That’s not innovation.
That’s automation of misunderstanding.
What Actually Works (But Rarely Gets Headlines)
People get hired when someone understands them.
Not just what they’ve done—but why they did it, how they adapted, what they’re capable of becoming.
This understanding almost never emerges from a cold application. It emerges from narrative, conversation, and shared context.
Referrals work because they carry story.
Warm introductions work because they provide framing.
Personal brands work because they create familiarity before evaluation.
This is the quiet reality the job market already operates on—while public advice continues to tell job seekers to engage more aggressively with the least human part of the process.
The Forbes narrative celebrates potential, but points people toward a mechanism that cannot reliably recognize it.
Why Open To Work Social Takes a Different Stance
At Open To Work Social, we don’t believe the answer is applying more.
We believe the answer is being understood sooner.
That’s why we support a story-first approach—not as inspiration, but as infrastructure.
Stories provide what résumés cannot:
Context for gaps
Meaning behind transitions
Insight into motivation
Evidence of resilience
A reason to remember someone
Story-first visibility doesn’t replace hiring systems—it corrects what they fail to capture.
Instead of asking job seekers to outsmart algorithms, we give them a way to step outside the algorithmic choke point entirely and be seen as humans with journeys, not just candidates with checklists.
The Cost of Bad Advice (Even When Well-Intentioned)
Forbes didn’t mean harm. But intent doesn’t negate impact.
When job seekers are repeatedly told to “just apply anyway,” the burden quietly shifts onto them. If it doesn’t work, the implication is that they didn’t try hard enough, stretch far enough, believe strongly enough.
This narrative obscures the real issue: the system is broken, not the people navigating it.
Encouraging more participation in a failing system without offering new pathways only deepens frustration and burnout.
A Different Question to Ask
Instead of asking whether you’re qualified enough to apply, the more important question is:
Where can my story be understood by someone who has the power to act on it?
That question leads away from volume and toward connection.
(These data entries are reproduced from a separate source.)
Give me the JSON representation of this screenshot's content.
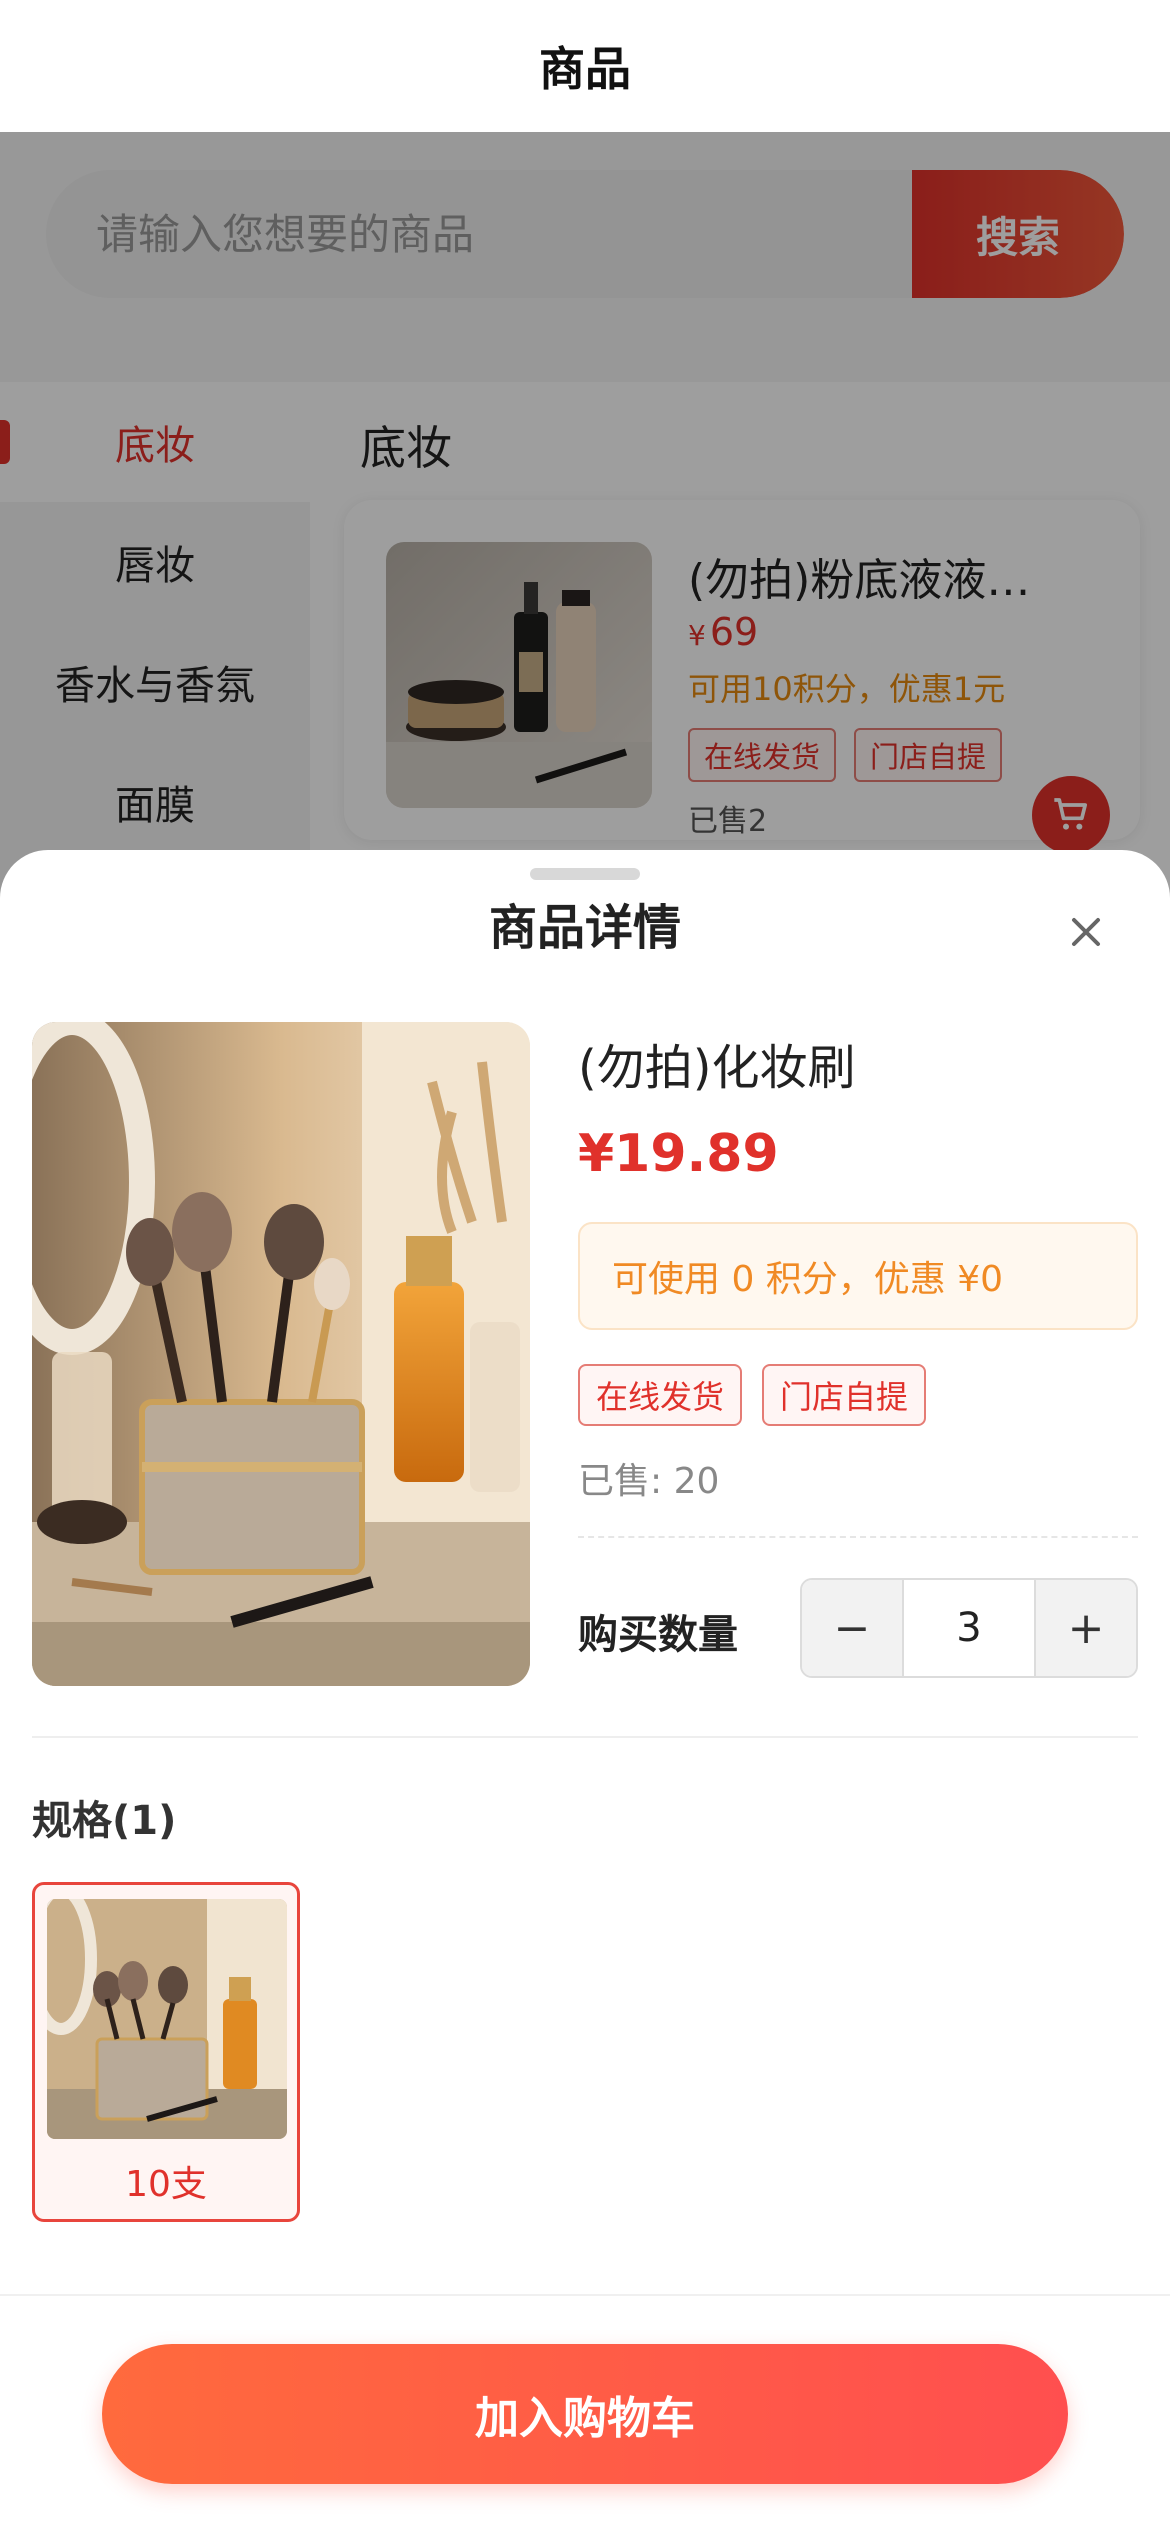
{
  "header": {
    "title": "商品"
  },
  "search": {
    "placeholder": "请输入您想要的商品",
    "button_label": "搜索"
  },
  "sidebar": {
    "items": [
      {
        "label": "底妆",
        "active": true
      },
      {
        "label": "唇妆",
        "active": false
      },
      {
        "label": "香水与香氛",
        "active": false
      },
      {
        "label": "面膜",
        "active": false
      }
    ]
  },
  "category": {
    "heading": "底妆",
    "product": {
      "title": "(勿拍)粉底液液…",
      "price_symbol": "¥",
      "price": "69",
      "points_text": "可用10积分，优惠1元",
      "tags": [
        "在线发货",
        "门店自提"
      ],
      "sold": "已售2",
      "cart_icon": "cart-icon"
    }
  },
  "sheet": {
    "title": "商品详情",
    "close_icon": "close-icon",
    "product_name": "(勿拍)化妆刷",
    "price": "¥19.89",
    "points_text": "可使用 0 积分，优惠 ¥0",
    "tags": [
      "在线发货",
      "门店自提"
    ],
    "sold": "已售: 20",
    "quantity_label": "购买数量",
    "quantity": "3",
    "minus_label": "−",
    "plus_label": "+",
    "spec_heading": "规格(1)",
    "specs": [
      {
        "label": "10支",
        "selected": true
      }
    ],
    "add_to_cart_label": "加入购物车"
  },
  "colors": {
    "accent": "#e0312b",
    "points": "#f08a24",
    "button_start": "#ff6a3d",
    "button_end": "#ff4f4f"
  }
}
Away from optimization and toward resonance.
It reframes job seeking not as a numbers game, but as a visibility problem.
The Bottom Line
Applying more inside a broken system does not fix the system.
It just exhausts the people trapped inside it.
The future of hiring will not be solved by AI battling AI.
It will be solved by restoring context, narrative, and human judgment to the process.
That’s why Open To Work Social exists—not to help people game the system, but to give them a way to be seen beyond it.
Because the problem was never that job seekers weren’t qualified enough.
It’s that the system forgot how to recognize potential when it sees it.